Sabine Faivre 4 août 2023
Ce
sont les riverains excédés qui ont alerté le député de leur
circonscription, Éric Ciotti.
Depuis plusieurs années, la rue Emma et
Philippe Tiranty, à deux pas de la Basilique Notre-Dame, a été colonisée
par des groupes de toxicomanes, qui trafiquent et consomment en pleine
rue, au vu et au su de tous, sans que nul ne puisse semble-t-il faire
cesser ce trafic, source de violence, d’agressions, de nuisance et
d’insécurité.
Des habitants désabusés
Un hôtelier de la rue, complètement désabusé, parle d’une situation
qui daterait… de l'année 2008, l’obligeant à escorter ses clients par
peur d’une éventuelle agression en plein jour. Les seringues jonchent le
sol, à tel point que nul n’ose s’y aventurer. Une esthéticienne raconte
à la presse locale qu’elle a été agressée à la piqûre dans cette même rue où elle exerce son métier, « sans raison
». Une autre évoque des menaces de mort, et des rixes entretenant un
climat de terreur dans tout le quartier, au-delà des nuisances sonores
et du tapage.
Aujourd'hui, ce n’est plus la peur qui règne, mais la colère.
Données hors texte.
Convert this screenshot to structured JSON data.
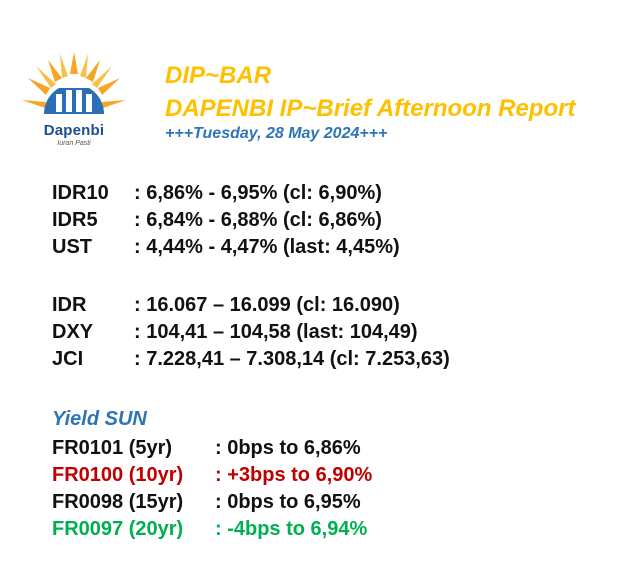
{
  "logo": {
    "brand": "Dapenbi",
    "tagline": "Iuran Pasti",
    "colors": {
      "sun": "#f5a623",
      "building": "#2a6eb5"
    }
  },
  "header": {
    "title": "DIP~BAR",
    "subtitle": "DAPENBI IP~Brief Afternoon Report",
    "date": "+++Tuesday, 28 May 2024+++"
  },
  "yields_group": [
    {
      "label": "IDR10",
      "value": ": 6,86% - 6,95% (cl: 6,90%)"
    },
    {
      "label": "IDR5",
      "value": ": 6,84% - 6,88% (cl: 6,86%)"
    },
    {
      "label": "UST",
      "value": ": 4,44% - 4,47% (last: 4,45%)"
    }
  ],
  "markets_group": [
    {
      "label": "IDR",
      "value": ": 16.067 – 16.099 (cl: 16.090)"
    },
    {
      "label": "DXY",
      "value": ": 104,41 – 104,58 (last: 104,49)"
    },
    {
      "label": "JCI",
      "value": ": 7.228,41 – 7.308,14 (cl: 7.253,63)"
    }
  ],
  "yield_sun": {
    "title": "Yield SUN",
    "rows": [
      {
        "label": "FR0101 (5yr)",
        "value": ": 0bps to 6,86%",
        "color": "#111111"
      },
      {
        "label": "FR0100 (10yr)",
        "value": ": +3bps to 6,90%",
        "color": "#c00000"
      },
      {
        "label": "FR0098 (15yr)",
        "value": ": 0bps to 6,95%",
        "color": "#111111"
      },
      {
        "label": "FR0097 (20yr)",
        "value": ": -4bps to 6,94%",
        "color": "#00b050"
      }
    ]
  }
}
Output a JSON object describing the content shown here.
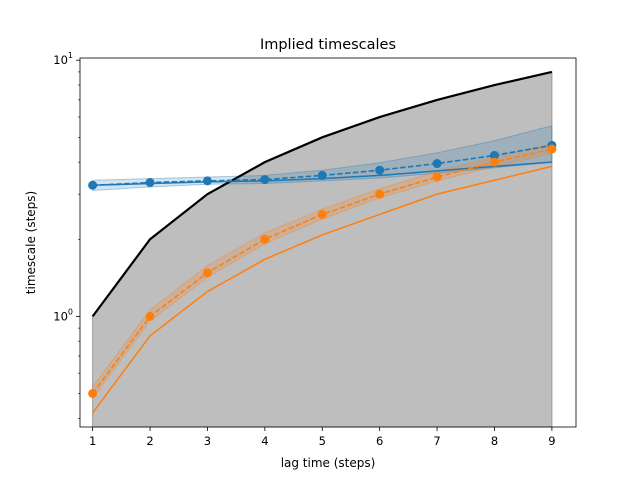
{
  "chart_data": {
    "type": "line",
    "title": "Implied timescales",
    "xlabel": "lag time (steps)",
    "ylabel": "timescale (steps)",
    "yscale": "log",
    "xlim": [
      0.78,
      9.42
    ],
    "ylim": [
      0.37,
      10.2
    ],
    "x": [
      1,
      2,
      3,
      4,
      5,
      6,
      7,
      8,
      9
    ],
    "x_ticks": [
      1,
      2,
      3,
      4,
      5,
      6,
      7,
      8,
      9
    ],
    "y_ticks": [
      {
        "value": 1,
        "base": "10",
        "exp": "0"
      },
      {
        "value": 10,
        "base": "10",
        "exp": "1"
      }
    ],
    "grid": false,
    "legend": "none",
    "lag_time_line": {
      "color": "#000000",
      "values": [
        1,
        2,
        3,
        4,
        5,
        6,
        7,
        8,
        9
      ]
    },
    "series": [
      {
        "color": "#1f77b4",
        "sample_mean": [
          3.25,
          3.33,
          3.38,
          3.42,
          3.55,
          3.72,
          3.95,
          4.25,
          4.65
        ],
        "sample_conf_lower": [
          3.1,
          3.2,
          3.28,
          3.3,
          3.38,
          3.47,
          3.62,
          3.8,
          4.0
        ],
        "sample_conf_upper": [
          3.4,
          3.45,
          3.5,
          3.55,
          3.72,
          3.98,
          4.35,
          4.85,
          5.55
        ],
        "ml_estimate": [
          3.25,
          3.3,
          3.35,
          3.38,
          3.45,
          3.55,
          3.7,
          3.85,
          4.0
        ]
      },
      {
        "color": "#ff7f0e",
        "sample_mean": [
          0.5,
          1.0,
          1.48,
          2.0,
          2.5,
          3.0,
          3.5,
          4.0,
          4.5
        ],
        "sample_conf_lower": [
          0.48,
          0.96,
          1.42,
          1.92,
          2.4,
          2.9,
          3.38,
          3.85,
          4.32
        ],
        "sample_conf_upper": [
          0.53,
          1.06,
          1.58,
          2.12,
          2.62,
          3.15,
          3.68,
          4.2,
          4.72
        ],
        "ml_estimate": [
          0.42,
          0.84,
          1.25,
          1.67,
          2.08,
          2.5,
          3.0,
          3.4,
          3.85
        ]
      }
    ]
  }
}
Vendredi dernier, le 28 juillet, une dizaine de riverains et commerçants
avait donné rendez-vous au député Éric Ciotti, pour manifester leur
écœurement.
« Il faut qu’ils partent », explique l’un d’entre eux, dénonçant le fait que ce sont tous « des étrangers, la plupart en situation irrégulière et sous OQTF », information qu’aurait délivrée le référent de la police nationale.
Et les réunions de comité de quartier organisées par la Ville pour
recueillir les doléances des habitants, ne débouchent sur rien.
« Ils nous renvoient vers le Préfet » entend-on, à mot
couvert, pour expliquer que tout le monde se renvoie la balle pour
éviter d’avoir à assumer la salubrité et la sécurité de ce quartier,
pourtant situé à côté de l’avenue Jean Médecin, une artère très
touristique menant à la place Masséna.
Mais la Ville explique que la prise en charge des populations
toxicomanes serait la compétence de l’État, étant un problème de santé
publique. Éric Ciotti dénonce une « zone de non droit au cœur de Nice », et le « résultat d’une immigration incontrôlée ». Il en appelle au Préfet pour faire cesser ce trafic sans délai.